CVE-2025-34294 identifies a time-of-check/time-of-use (TOCTOU) race condition vulnerability in Wazuh's File Integrity Monitoring (FIM) feature when configured with automatic threat removal. The vulnerability arises because the Wazuh agent records an active-response action to delete a suspicious file or path but does not adequately synchronize or validate the final deletion target before performing the deletion. This lack of robust final-path validation allows a local attacker with low privileges to manipulate the file system state between the check and the deletion operation, causing the Wazuh service, which runs with NT AUTHORITY\SYSTEM privileges on Windows, to delete arbitrary files or directories controlled by the attacker. This can lead to SYSTEM-level arbitrary file or folder deletion, enabling local privilege escalation and potential disruption of system integrity. The vulnerability is classified under CWE-367 (TOCTOU race condition). The vendor attempted a partial fix via pull request 8697 on 2025-07-10, but the fix was incomplete, leaving the vulnerability exploitable. The CVSS 4.0 vector indicates that the attack requires local access, high attack complexity, partial privileges, no user interaction, and results in high confidentiality, integrity, and availability impacts with scope change. No public exploits have been reported yet, but the risk remains significant due to the high privileges of the Wazuh service and the potential for local attackers to escalate privileges or disrupt critical files.

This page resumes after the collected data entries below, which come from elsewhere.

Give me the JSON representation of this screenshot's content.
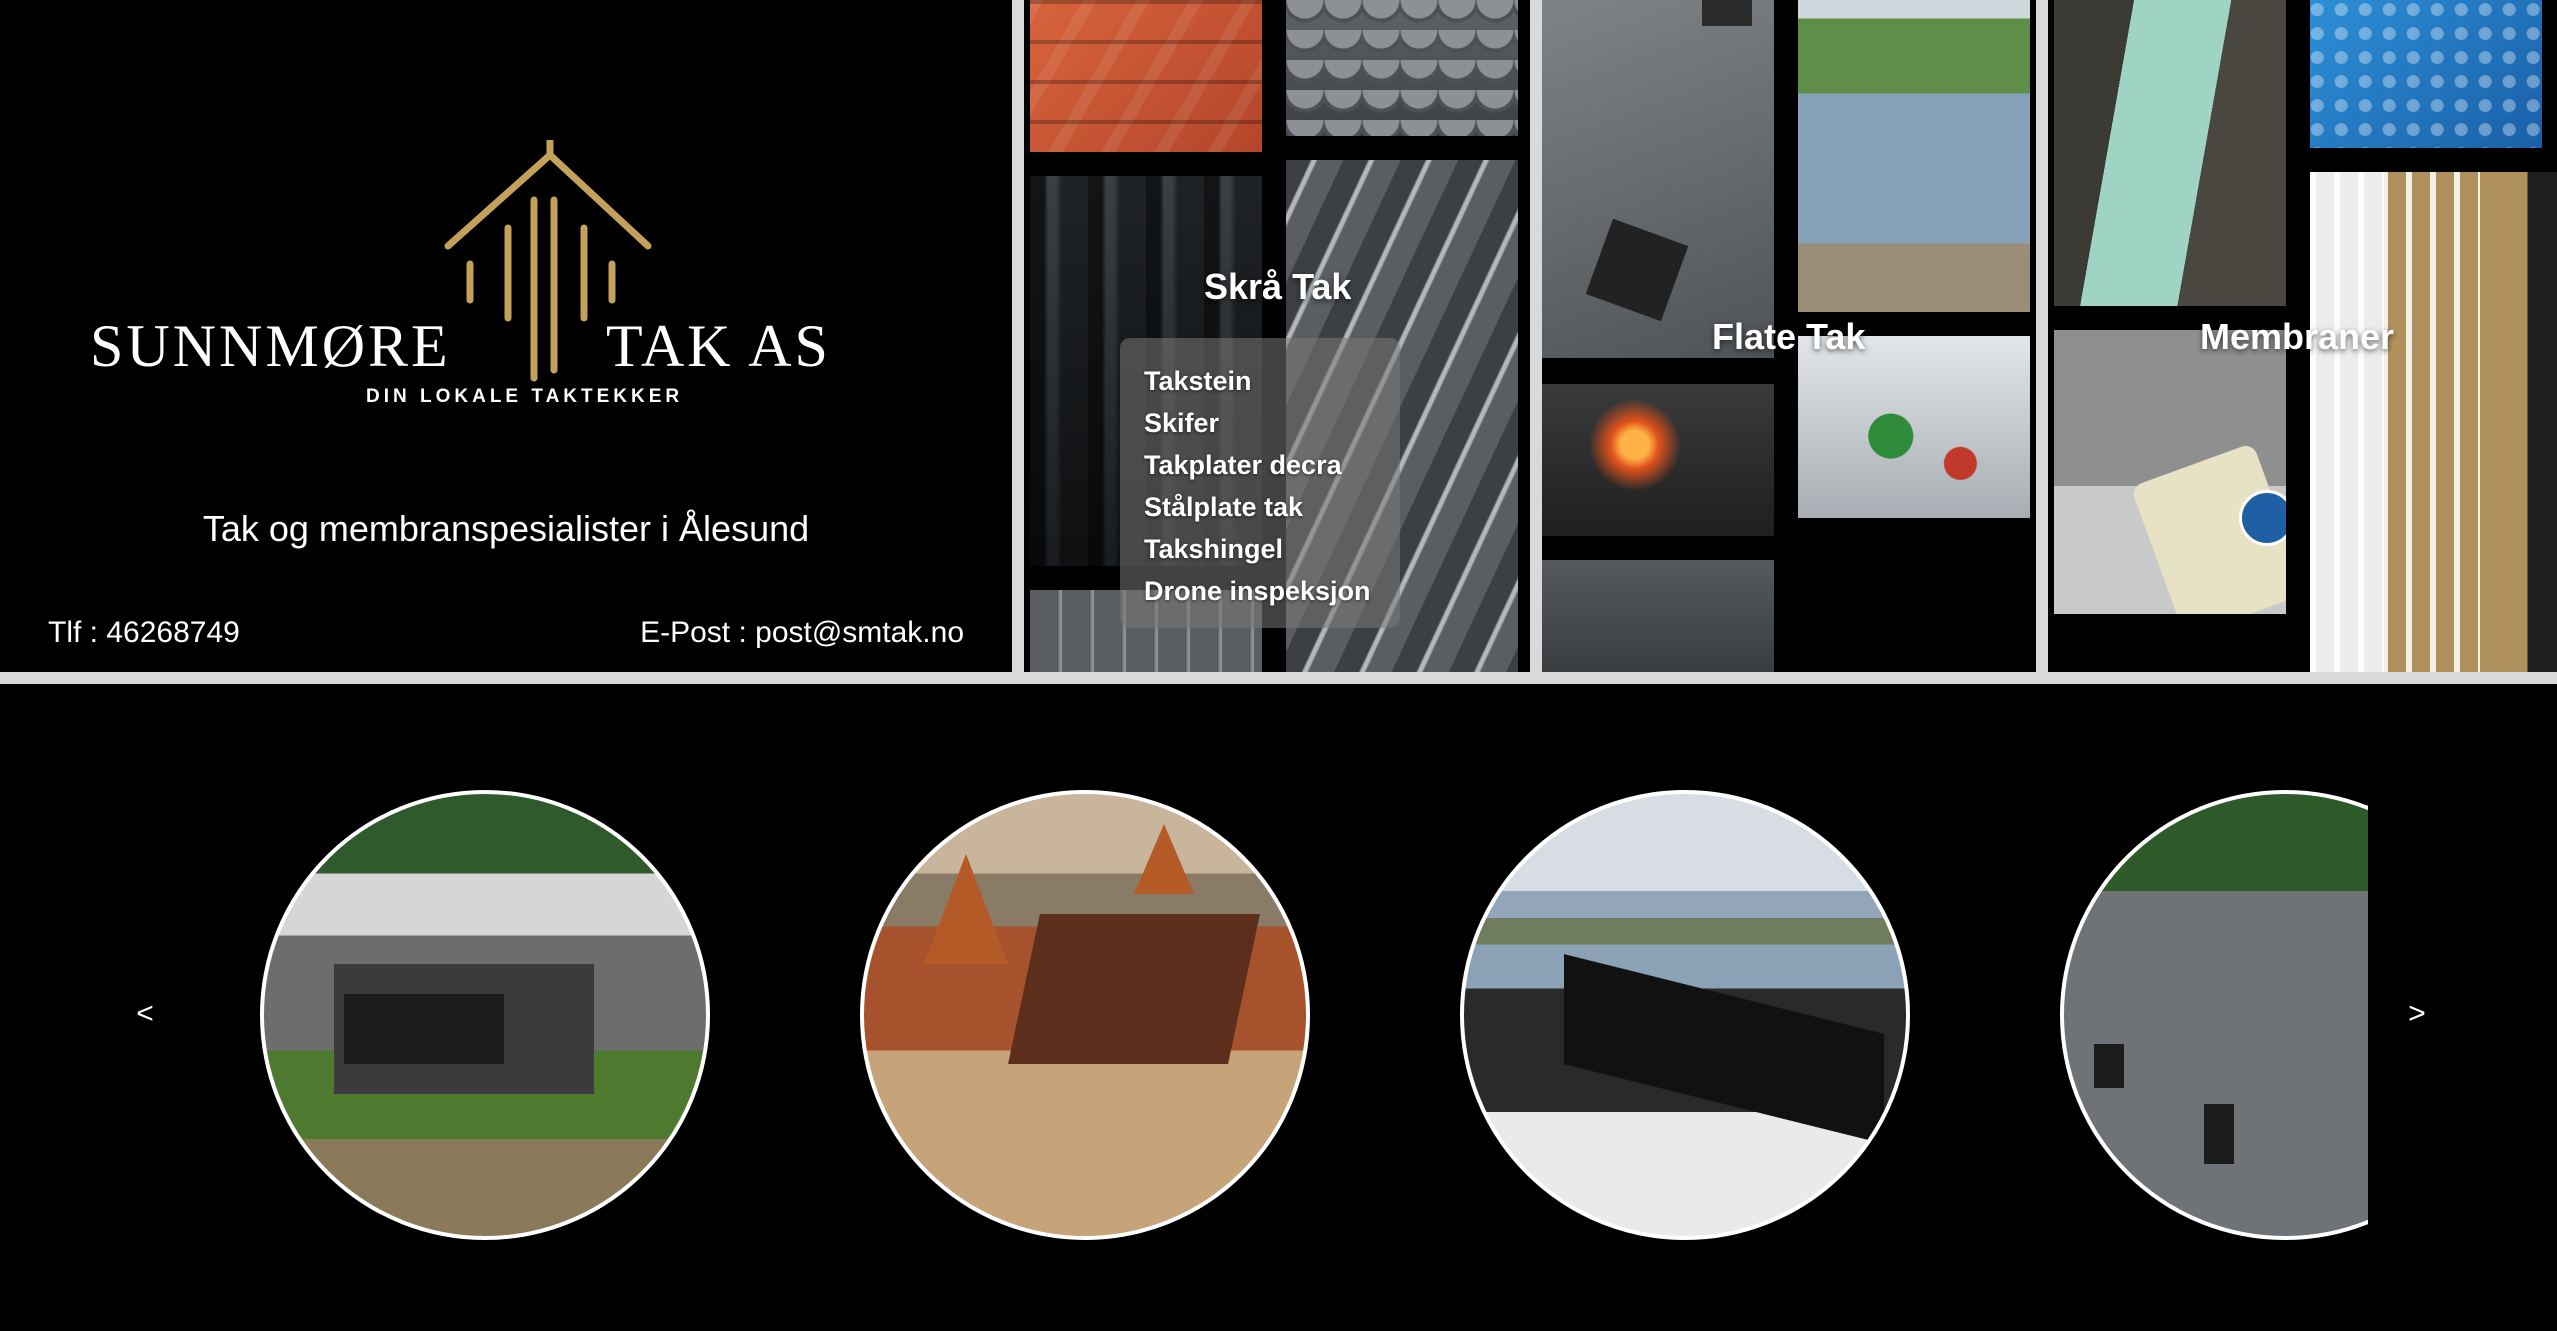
{
  "brand": {
    "name_left": "SUNNMØRE",
    "name_right": "TAK AS",
    "tagline": "DIN LOKALE TAKTEKKER",
    "slogan": "Tak og membranspesialister i Ålesund",
    "phone": "Tlf : 46268749",
    "email": "E-Post : post@smtak.no",
    "accent_color": "#c4a15a"
  },
  "categories": [
    {
      "title": "Skrå Tak",
      "items": [
        "Takstein",
        "Skifer",
        "Takplater decra",
        "Stålplate tak",
        "Takshingel",
        "Drone inspeksjon"
      ]
    },
    {
      "title": "Flate Tak"
    },
    {
      "title": "Membraner"
    }
  ],
  "carousel": {
    "prev_label": "<",
    "next_label": ">"
  }
}
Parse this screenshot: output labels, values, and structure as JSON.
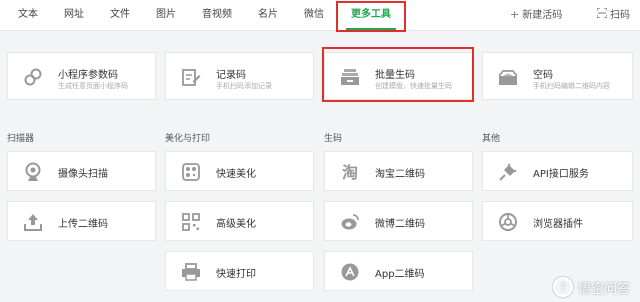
{
  "nav": {
    "tabs": [
      {
        "label": "文本"
      },
      {
        "label": "网址"
      },
      {
        "label": "文件"
      },
      {
        "label": "图片"
      },
      {
        "label": "音视频"
      },
      {
        "label": "名片"
      },
      {
        "label": "微信"
      },
      {
        "label": "更多工具",
        "active": true
      }
    ],
    "new_code_label": "新建活码",
    "scan_label": "扫码"
  },
  "top_cards": [
    {
      "title": "小程序参数码",
      "sub": "生成任意页面小程序码",
      "icon": "link-icon"
    },
    {
      "title": "记录码",
      "sub": "手机扫码添加记录",
      "icon": "edit-doc-icon"
    },
    {
      "title": "批量生码",
      "sub": "创建模版，快速批量生码",
      "icon": "batch-stack-icon"
    },
    {
      "title": "空码",
      "sub": "手机扫码编辑二维码内容",
      "icon": "empty-box-icon"
    }
  ],
  "sections": {
    "scanner": "扫描器",
    "beautify": "美化与打印",
    "generate": "生码",
    "other": "其他"
  },
  "tools": {
    "camera_scan": "摄像头扫描",
    "upload_qr": "上传二维码",
    "quick_beautify": "快速美化",
    "advanced_beautify": "高级美化",
    "quick_print": "快速打印",
    "taobao_qr": "淘宝二维码",
    "weibo_qr": "微博二维码",
    "app_qr": "App二维码",
    "api_service": "API接口服务",
    "browser_plugin": "浏览器插件"
  },
  "watermark": {
    "text": "悟空问答"
  },
  "colors": {
    "accent": "#22a94f",
    "highlight": "#e0302a",
    "icon": "#999999"
  }
}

For European organizations, the impact of CVE-2025-34294 can be severe, especially for those relying on Wazuh for endpoint security and file integrity monitoring with automatic threat removal enabled. Exploitation can lead to arbitrary deletion of critical system or application files with SYSTEM-level privileges, resulting in local privilege escalation, potential denial of service, and loss of data integrity. This undermines the security posture of affected systems, potentially allowing attackers to disable security controls or manipulate logs and files to cover their tracks. Organizations in sectors with strict regulatory requirements for data integrity and system availability, such as finance, healthcare, and critical infrastructure, face increased compliance risks and operational disruptions. The vulnerability's requirement for local access limits remote exploitation but raises concerns for insider threats or attackers who have gained initial footholds. Given Wazuh's growing adoption in Europe for security monitoring, the vulnerability could affect a broad range of enterprises, increasing the risk of lateral movement and deeper compromise within networks.

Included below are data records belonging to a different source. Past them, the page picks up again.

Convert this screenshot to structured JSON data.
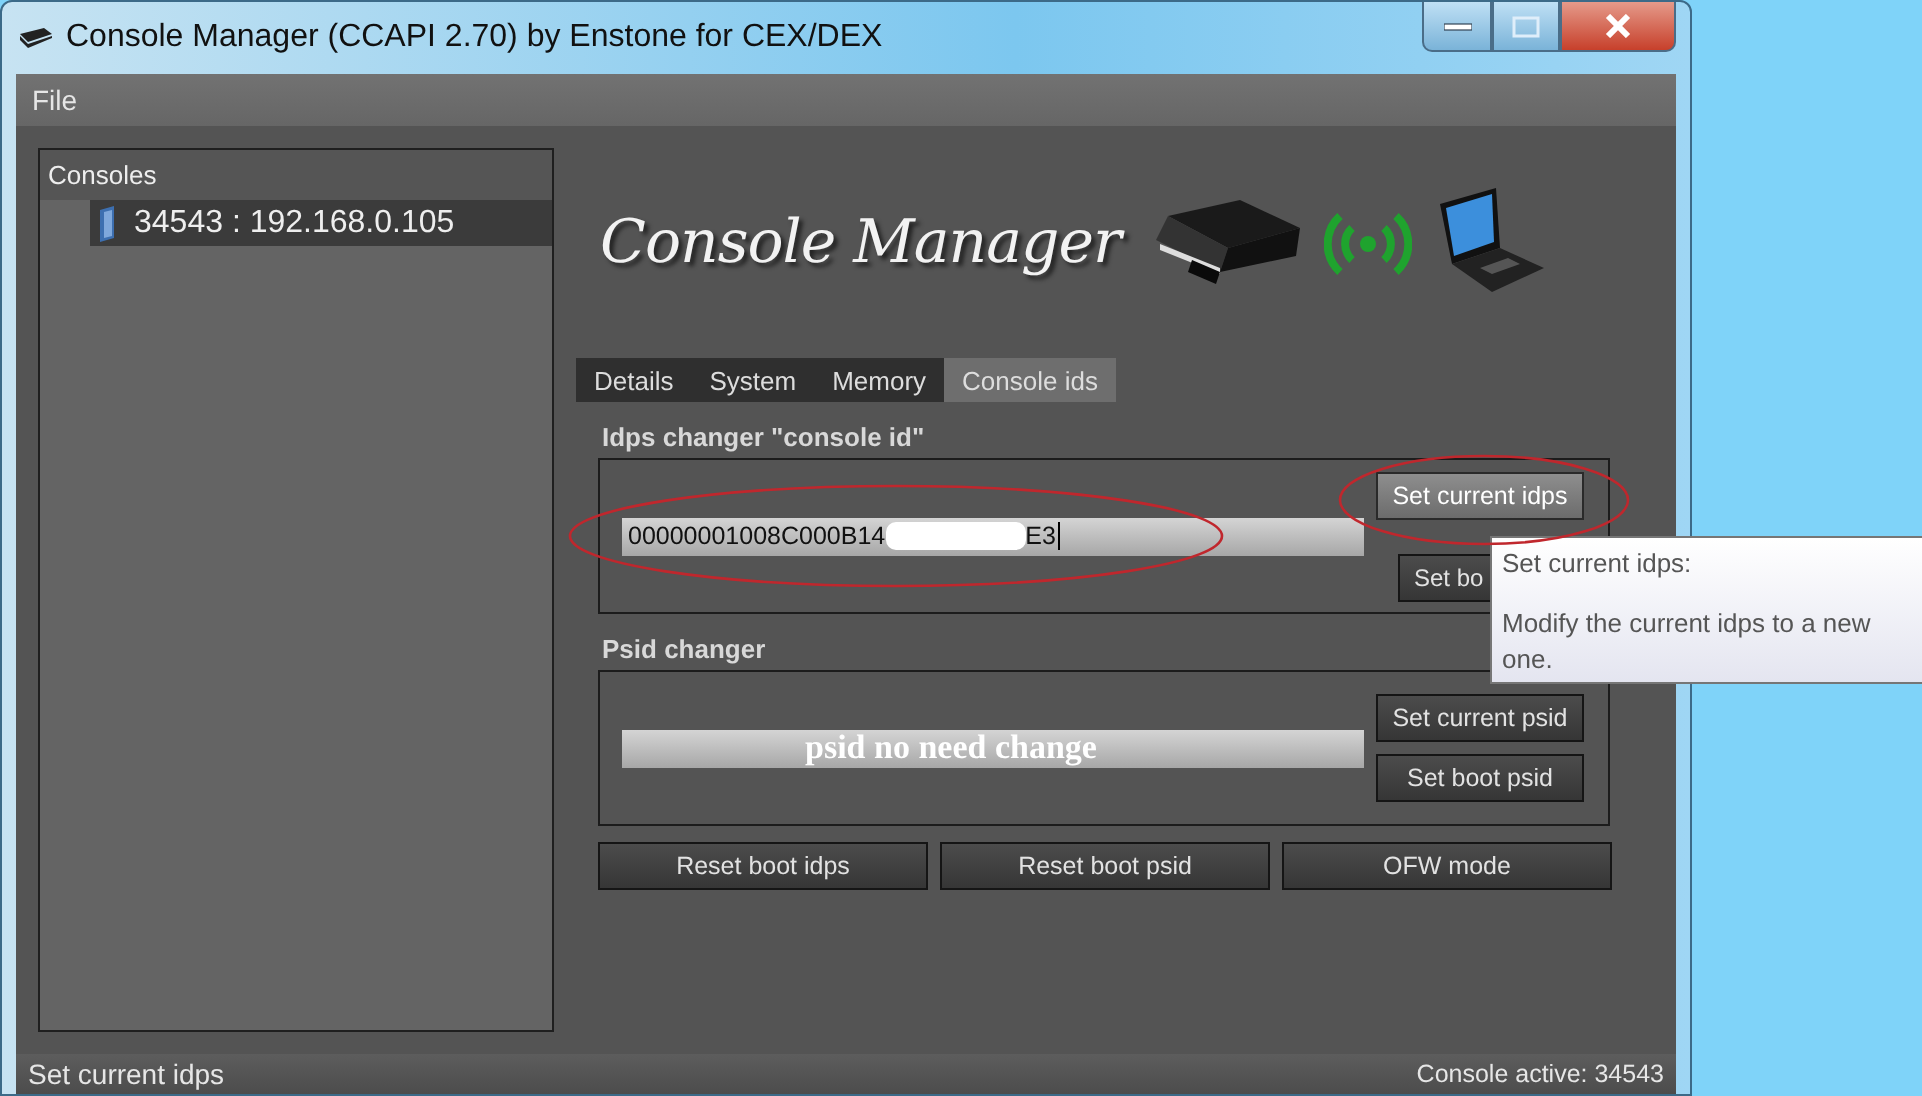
{
  "window": {
    "title": "Console Manager (CCAPI 2.70) by Enstone for CEX/DEX"
  },
  "menu": [
    {
      "label": "File"
    }
  ],
  "consoles": {
    "title": "Consoles",
    "items": [
      {
        "label": "34543 : 192.168.0.105",
        "selected": true
      }
    ]
  },
  "logo": {
    "text": "Console Manager"
  },
  "tabs": [
    {
      "label": "Details",
      "selected": false
    },
    {
      "label": "System",
      "selected": false
    },
    {
      "label": "Memory",
      "selected": false
    },
    {
      "label": "Console ids",
      "selected": true
    }
  ],
  "idps_group": {
    "title": "Idps changer \"console id\"",
    "field": {
      "value_start": "00000001008C000B14",
      "value_end": "E3"
    },
    "buttons": [
      "Set current idps",
      "Set bo"
    ]
  },
  "psid_group": {
    "title": "Psid changer",
    "field": {
      "value": "psid no need change"
    },
    "buttons": [
      "Set current psid",
      "Set boot psid"
    ]
  },
  "actions": [
    "Reset boot idps",
    "Reset boot psid",
    "OFW mode"
  ],
  "tooltip": {
    "title": "Set current idps:",
    "text": "Modify the current idps to a new one."
  },
  "status_bar": {
    "left": "Set current idps",
    "right": "Console active: 34543"
  }
}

European organizations using Wazuh should immediately audit their deployment configurations to determine if automatic threat removal is enabled in the File Integrity Monitoring module. If enabled, consider disabling automatic threat removal until a complete and verified patch is available. Apply any official patches or updates from Wazuh as soon as they are released, ensuring that the fix fully addresses the TOCTOU race condition. Implement strict access controls to limit local user privileges and reduce the risk of local exploitation. Employ host-based intrusion detection and monitoring to detect suspicious file deletion activities and anomalous behavior of the Wazuh service. Conduct regular integrity checks and maintain backups of critical files to enable recovery from unauthorized deletions. Additionally, review and harden endpoint security policies to minimize the risk of local attackers gaining initial access. Engage with Wazuh support or community channels to track the status of a complete fix and share threat intelligence related to this vulnerability.